Oldenburg (Oldb): The ‘Augusteum’ and the Alte Hunte, with their winter-empty pedal boat moorings. A building constructed between 1865 and 1867 to E. Klingenberg’s designs, housing one of Germany’s earliest public art galleries.
Oldenburg (Oldb): The ‘Augusteum’ and the Alte Hunte, with their winter-empty pedal boat moorings. A building constructed between 1865 and 1867 to E. Klingenberg’s designs, housing one of Germany’s earliest public art galleries.

Augusteum, Oldenburg

MuseumsArtArchitectureOldenburgGerman history
4 min read

In 1919, a deposed German Grand Duke crossed the border into the Netherlands with a Rembrandt under his arm. Or rather, with the help of an industrialist named Georg Bolts, Frederick Augustus II carried off a third of the Grand Ducal Picture Gallery. The Old Masters that had filled the Augusteum in Oldenburg for half a century were scattered into private hands across the Dutch border, and the people of Oldenburg were left with what no one had bothered to take. A century later, the curators are still buying back what they can.

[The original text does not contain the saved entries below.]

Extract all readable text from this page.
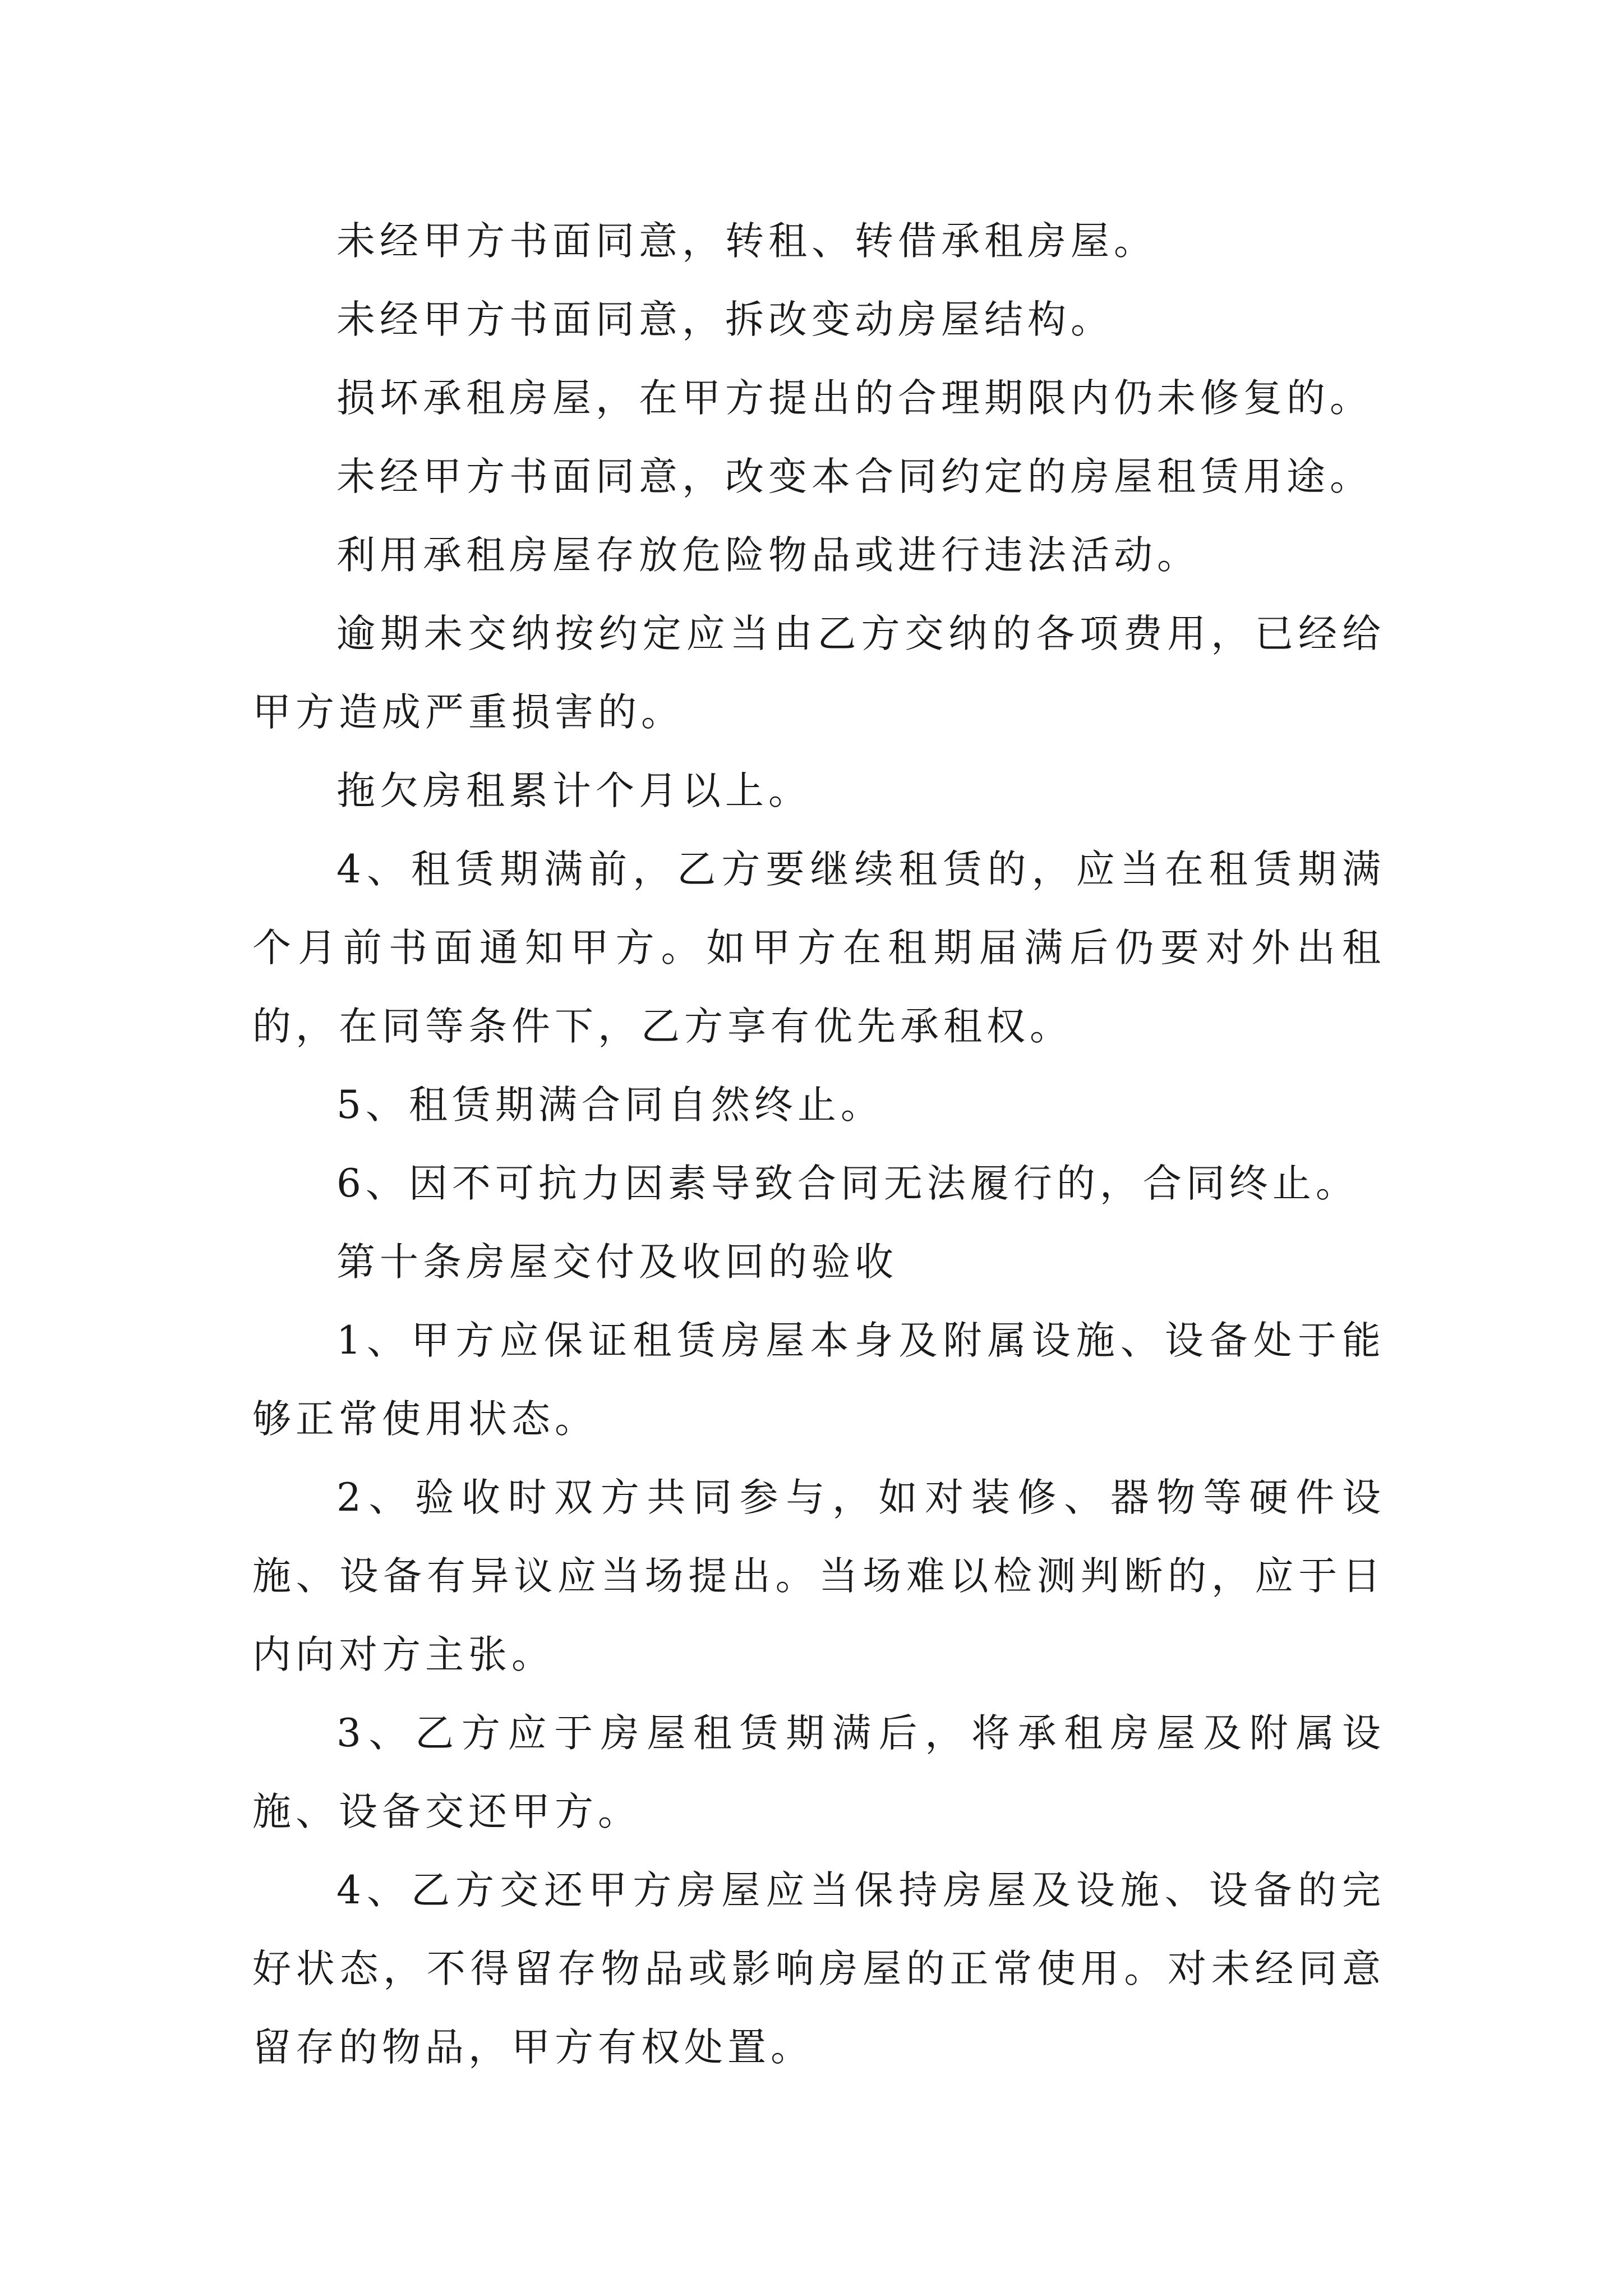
未经甲方书面同意，转租、转借承租房屋。

未经甲方书面同意，拆改变动房屋结构。

损坏承租房屋，在甲方提出的合理期限内仍未修复的。

未经甲方书面同意，改变本合同约定的房屋租赁用途。

利用承租房屋存放危险物品或进行违法活动。

逾期未交纳按约定应当由乙方交纳的各项费用，已经给甲方造成严重损害的。

拖欠房租累计个月以上。

4、租赁期满前，乙方要继续租赁的，应当在租赁期满个月前书面通知甲方。如甲方在租期届满后仍要对外出租的，在同等条件下，乙方享有优先承租权。

5、租赁期满合同自然终止。

6、因不可抗力因素导致合同无法履行的，合同终止。

第十条房屋交付及收回的验收

1、甲方应保证租赁房屋本身及附属设施、设备处于能够正常使用状态。

2、验收时双方共同参与，如对装修、器物等硬件设施、设备有异议应当场提出。当场难以检测判断的，应于日内向对方主张。

3、乙方应于房屋租赁期满后，将承租房屋及附属设施、设备交还甲方。

4、乙方交还甲方房屋应当保持房屋及设施、设备的完好状态，不得留存物品或影响房屋的正常使用。对未经同意留存的物品，甲方有权处置。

The Augusteum is a museum defined as much by what is missing as by what hangs on its walls.

A Palace for Paintings

Grand Duke Nikolaus Friedrich Peter II commissioned the building in 1873 and named it in honor of his father, Paul Friedrich August. The architect Ernst Klingenberg designed it in the Florentine palace style: a confident block of neo-Renaissance stonework that announced to a small north German residence town that art now had its own civic address. Inside, a grand staircase rose under ceiling paintings by Christian Griepenkerl, with allegorical scenes including Venus Urania and Prometheus stealing fire from Zeus and Ganymede. The Grand Duke paid for all of it. When the doors opened in 1876 the Augusteum became Oldenburg's first art museum and one of the earliest purpose-built museum structures in northern Germany.

How the Collection Began

The pictures had arrived before the building. In 1804, Duke Peter Friedrich Ludwig acquired eighty-six paintings from the private collection of the artist Johann Heinrich Wilhelm Tischbein, a one-time portraitist of Goethe. That single purchase laid the foundation of what would become the Oldenburg State Museum of Art and Cultural History. Each successive ruler added to it, until Nikolaus Friedrich Peter II inherited a princely picture gallery and decided it deserved to be seen. In 1908, in a flash of modernist daring, the Expressionists Karl Schmidt-Rottluff and Erich Heckel held their first joint exhibition here, hanging their raw new work in the same neo-Renaissance halls where Dutch Old Masters watched on from the walls.

The Abdication and the Rembrandt

Then the war ended, the monarchy fell, and everything changed. In November 1918 Grand Duke Frederick Augustus II abdicated alongside the other German princes. The following year he crossed into the Netherlands, and the paintings that had been his family's private property under the old order followed him out. With assistance from the industrialist Georg Bolts, a third of the former Grand Ducal Picture Gallery was sold off in a series of transactions, the works exported to Dutch collectors. Among them were paintings by Rembrandt van Rijn. The town that had paid taxes to support its Grand Duke was left with the secondary pictures, the ones the dealers and the abdicated prince had judged unworthy of the journey.

The Long Quiet Crusade

Few museums begin their permanent acquisitions program in defense rather than offense. Oldenburg has spent more than a century quietly trying to reverse a single theft. The curators have bought back works as they have surfaced at auction and through estates, slowly reconstituting a collection that an abdicated duke broke up in a season. The Augusteum today still holds the Old Masters Gallery of the state museum, with Dutch, Italian, German and French paintings ranging from the fifteenth to the eighteenth centuries. There is a Gerrit Willemsz Heda still life of breakfast from 1645, a stormy sea by Ludolf Backhuysen, a portrait of a boy by Francesco Salviati. None of them are the Rembrandt. The crusade continues.

The Quarter Around It

The Augusteum stands at Elisabethstrasse 1, near the northeast corner of the Schlossgarten Oldenburg. Walk a few minutes in any direction and the rest of the Grand Ducal residence reveals itself: the Prinzenpalais, the Elisabeth-Anna-Palais and the Schloss Oldenburg itself, all within easy reach. The conservator Richard tom Dieck once lived and worked in the basement of the Augusteum, looking after the pictures by day and sleeping under them by night. The neo-Renaissance facade still does exactly what Klingenberg designed it to do: announce, in a town that no longer has a grand duke, that here is the place where the surviving art lives.

From the Air

Located in central Oldenburg at 53.136 N, 8.217 E, in the Schlossgarten cultural quarter. From a slow low pass over the city center the museum is visible as a substantial neo-Renaissance building near the palace gardens. Nearest aviation reference is Bremen Airport (EDDW) about 25 nautical miles east-southeast. Best visibility in spring and early summer; the surrounding gardens and palace ensemble are most photogenic in late afternoon light.